If you try the procedure described above, the "re-clone" of the backup drive will result in all files being written contiguously, eliminating file fragmentation AND resulting in a large contiguous area of "free space" behind the files for the OS and apps to use.

It might produce a noticeable improvement.
No promises, but worth trying.
 
Hi all, thanks for your replies, much appreciated! Some things came up and I haven't had a chance to get back here til now. I also haven't been able to look much further into the slowness issues. Bloody forums look completely different since I was last on here a few days ago.

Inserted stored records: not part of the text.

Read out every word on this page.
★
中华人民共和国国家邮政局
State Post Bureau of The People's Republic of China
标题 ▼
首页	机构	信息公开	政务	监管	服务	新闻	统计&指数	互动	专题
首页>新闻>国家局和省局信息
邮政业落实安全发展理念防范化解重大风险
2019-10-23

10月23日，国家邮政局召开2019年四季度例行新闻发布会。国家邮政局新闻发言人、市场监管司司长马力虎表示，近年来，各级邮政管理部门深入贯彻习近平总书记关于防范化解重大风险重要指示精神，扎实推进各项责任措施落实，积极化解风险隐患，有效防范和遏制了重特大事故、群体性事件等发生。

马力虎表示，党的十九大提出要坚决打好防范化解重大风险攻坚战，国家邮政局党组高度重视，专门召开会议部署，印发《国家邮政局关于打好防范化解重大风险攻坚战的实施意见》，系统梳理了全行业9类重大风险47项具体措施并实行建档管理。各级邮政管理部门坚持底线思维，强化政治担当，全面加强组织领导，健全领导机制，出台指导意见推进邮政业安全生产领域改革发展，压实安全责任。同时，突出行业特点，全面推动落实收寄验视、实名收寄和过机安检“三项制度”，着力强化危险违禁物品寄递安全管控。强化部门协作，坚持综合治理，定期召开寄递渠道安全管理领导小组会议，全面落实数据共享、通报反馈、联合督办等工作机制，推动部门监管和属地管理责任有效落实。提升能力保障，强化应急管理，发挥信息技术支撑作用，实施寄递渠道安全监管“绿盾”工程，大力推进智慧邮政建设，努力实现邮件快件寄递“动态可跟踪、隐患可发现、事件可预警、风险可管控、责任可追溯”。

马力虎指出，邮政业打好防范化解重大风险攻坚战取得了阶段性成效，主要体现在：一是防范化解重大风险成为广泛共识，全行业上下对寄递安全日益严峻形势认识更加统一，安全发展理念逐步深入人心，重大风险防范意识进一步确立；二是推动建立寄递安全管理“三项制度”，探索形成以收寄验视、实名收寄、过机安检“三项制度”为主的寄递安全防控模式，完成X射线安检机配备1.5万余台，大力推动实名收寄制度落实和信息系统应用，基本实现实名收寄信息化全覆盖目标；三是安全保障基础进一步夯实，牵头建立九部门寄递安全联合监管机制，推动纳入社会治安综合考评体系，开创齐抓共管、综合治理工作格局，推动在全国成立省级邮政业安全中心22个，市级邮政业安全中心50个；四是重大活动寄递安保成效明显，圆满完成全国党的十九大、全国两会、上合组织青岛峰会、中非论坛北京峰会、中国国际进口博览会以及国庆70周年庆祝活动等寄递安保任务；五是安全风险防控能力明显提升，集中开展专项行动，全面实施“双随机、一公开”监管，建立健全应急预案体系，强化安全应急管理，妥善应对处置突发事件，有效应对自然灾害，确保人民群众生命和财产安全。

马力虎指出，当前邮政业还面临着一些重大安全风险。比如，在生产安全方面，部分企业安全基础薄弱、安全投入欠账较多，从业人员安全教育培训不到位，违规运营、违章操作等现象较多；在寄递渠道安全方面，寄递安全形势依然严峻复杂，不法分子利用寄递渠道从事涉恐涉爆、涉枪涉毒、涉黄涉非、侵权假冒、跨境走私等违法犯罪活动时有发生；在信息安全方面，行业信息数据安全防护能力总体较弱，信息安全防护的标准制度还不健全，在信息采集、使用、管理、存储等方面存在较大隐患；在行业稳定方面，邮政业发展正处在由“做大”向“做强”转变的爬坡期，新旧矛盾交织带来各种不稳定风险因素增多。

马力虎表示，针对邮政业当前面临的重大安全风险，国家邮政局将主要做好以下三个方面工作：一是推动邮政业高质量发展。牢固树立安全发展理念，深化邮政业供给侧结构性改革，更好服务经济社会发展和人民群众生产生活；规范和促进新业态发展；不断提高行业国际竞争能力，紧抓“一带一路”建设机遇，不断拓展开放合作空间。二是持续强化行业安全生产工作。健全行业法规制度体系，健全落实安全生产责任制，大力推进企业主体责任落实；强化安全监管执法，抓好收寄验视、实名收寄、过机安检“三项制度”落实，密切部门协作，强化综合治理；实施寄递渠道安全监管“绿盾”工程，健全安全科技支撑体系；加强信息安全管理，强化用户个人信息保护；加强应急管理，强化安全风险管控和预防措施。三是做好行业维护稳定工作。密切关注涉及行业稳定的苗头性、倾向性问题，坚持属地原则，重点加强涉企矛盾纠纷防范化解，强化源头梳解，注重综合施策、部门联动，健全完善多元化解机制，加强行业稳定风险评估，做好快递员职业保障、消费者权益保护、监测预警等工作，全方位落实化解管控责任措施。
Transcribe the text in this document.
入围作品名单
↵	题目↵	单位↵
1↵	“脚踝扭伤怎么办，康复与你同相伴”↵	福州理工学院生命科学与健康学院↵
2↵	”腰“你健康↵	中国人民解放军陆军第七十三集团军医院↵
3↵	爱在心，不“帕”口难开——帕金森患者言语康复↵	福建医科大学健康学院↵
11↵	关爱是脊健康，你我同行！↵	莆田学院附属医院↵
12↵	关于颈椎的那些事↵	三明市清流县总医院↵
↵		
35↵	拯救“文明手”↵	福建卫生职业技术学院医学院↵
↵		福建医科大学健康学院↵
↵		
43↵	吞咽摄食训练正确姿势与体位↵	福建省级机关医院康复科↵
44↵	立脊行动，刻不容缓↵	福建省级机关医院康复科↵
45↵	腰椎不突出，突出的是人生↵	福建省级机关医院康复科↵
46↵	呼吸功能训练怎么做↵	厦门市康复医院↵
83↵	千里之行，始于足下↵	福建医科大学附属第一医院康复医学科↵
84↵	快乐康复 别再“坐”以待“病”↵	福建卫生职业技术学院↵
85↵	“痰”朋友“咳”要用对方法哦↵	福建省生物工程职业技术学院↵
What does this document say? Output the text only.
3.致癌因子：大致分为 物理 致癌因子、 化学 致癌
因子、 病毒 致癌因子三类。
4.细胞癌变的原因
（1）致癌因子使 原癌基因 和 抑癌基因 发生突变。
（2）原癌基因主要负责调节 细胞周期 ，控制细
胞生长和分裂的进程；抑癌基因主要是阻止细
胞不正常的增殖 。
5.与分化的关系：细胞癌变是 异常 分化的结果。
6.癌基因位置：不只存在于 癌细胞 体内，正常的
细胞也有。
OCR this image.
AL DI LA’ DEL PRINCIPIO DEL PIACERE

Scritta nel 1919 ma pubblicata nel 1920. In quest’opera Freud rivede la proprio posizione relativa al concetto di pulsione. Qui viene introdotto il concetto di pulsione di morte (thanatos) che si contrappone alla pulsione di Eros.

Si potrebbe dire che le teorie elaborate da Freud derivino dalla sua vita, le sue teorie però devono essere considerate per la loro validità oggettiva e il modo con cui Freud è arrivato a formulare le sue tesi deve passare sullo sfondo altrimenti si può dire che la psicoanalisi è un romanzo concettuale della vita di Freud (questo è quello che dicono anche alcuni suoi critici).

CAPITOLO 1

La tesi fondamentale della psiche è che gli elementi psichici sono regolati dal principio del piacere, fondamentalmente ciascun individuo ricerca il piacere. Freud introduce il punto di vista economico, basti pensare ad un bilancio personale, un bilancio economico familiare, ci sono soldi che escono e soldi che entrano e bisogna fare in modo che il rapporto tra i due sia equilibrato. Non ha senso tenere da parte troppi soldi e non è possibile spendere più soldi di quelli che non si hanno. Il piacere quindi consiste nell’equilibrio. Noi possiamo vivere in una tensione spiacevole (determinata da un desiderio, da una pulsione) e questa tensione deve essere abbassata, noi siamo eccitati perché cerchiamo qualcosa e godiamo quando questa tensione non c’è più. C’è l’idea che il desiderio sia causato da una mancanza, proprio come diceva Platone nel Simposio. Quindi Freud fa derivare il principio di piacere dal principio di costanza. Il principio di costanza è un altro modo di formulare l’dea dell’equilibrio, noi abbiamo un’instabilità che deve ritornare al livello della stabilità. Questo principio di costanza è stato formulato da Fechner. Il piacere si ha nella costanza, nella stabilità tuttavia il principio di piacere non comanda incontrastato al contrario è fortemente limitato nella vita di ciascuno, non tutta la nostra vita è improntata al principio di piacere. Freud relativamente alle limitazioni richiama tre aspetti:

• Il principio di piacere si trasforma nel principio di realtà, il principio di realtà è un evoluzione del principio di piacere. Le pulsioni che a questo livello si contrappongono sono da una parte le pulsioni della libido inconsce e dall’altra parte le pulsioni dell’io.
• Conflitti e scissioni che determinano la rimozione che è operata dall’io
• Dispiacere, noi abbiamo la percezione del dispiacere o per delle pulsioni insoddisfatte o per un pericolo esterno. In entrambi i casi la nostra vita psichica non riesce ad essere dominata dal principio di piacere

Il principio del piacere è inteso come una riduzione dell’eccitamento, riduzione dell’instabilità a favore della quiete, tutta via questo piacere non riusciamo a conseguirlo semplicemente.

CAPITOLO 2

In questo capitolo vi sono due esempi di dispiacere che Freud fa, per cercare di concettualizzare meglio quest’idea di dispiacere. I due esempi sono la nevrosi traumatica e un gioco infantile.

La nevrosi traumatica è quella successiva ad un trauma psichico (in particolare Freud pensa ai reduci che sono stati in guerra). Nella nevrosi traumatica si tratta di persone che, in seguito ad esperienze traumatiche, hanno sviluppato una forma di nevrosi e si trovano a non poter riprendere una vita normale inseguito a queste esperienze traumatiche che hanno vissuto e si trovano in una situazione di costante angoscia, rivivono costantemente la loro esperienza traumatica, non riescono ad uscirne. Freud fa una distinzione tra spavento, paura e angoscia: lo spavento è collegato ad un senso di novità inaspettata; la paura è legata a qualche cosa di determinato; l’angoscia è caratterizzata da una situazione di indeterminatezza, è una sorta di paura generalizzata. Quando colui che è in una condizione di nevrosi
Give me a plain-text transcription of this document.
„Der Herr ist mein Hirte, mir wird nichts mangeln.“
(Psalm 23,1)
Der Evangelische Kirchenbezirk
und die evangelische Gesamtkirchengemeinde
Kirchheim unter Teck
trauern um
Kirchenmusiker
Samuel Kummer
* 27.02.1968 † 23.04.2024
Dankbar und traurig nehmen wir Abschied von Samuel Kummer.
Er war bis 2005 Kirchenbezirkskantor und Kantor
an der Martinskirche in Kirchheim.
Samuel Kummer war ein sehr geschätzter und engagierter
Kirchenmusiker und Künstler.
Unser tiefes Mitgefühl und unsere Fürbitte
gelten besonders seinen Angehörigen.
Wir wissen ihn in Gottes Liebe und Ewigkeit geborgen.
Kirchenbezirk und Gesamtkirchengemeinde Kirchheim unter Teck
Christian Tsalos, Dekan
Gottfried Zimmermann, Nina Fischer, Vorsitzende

I'm leaning more and more towards this being an HDD issue. Even though it's only about 6 months old, some of the symptoms do seem a lot like those I was getting prior to the original reporting SMART errors. It definitely should not be related to system age or file fragmentation as I had run a fresh install and didn't run migration assistant when I installed this new drive.

I'm just going to put up with this bloody machine until I can order a new MBP in a few weeks and just make sure everything is backed up in case the HDD does cark it. I'll just use this as an external display then.

Thanks again for all your suggestions and taking the time to reply!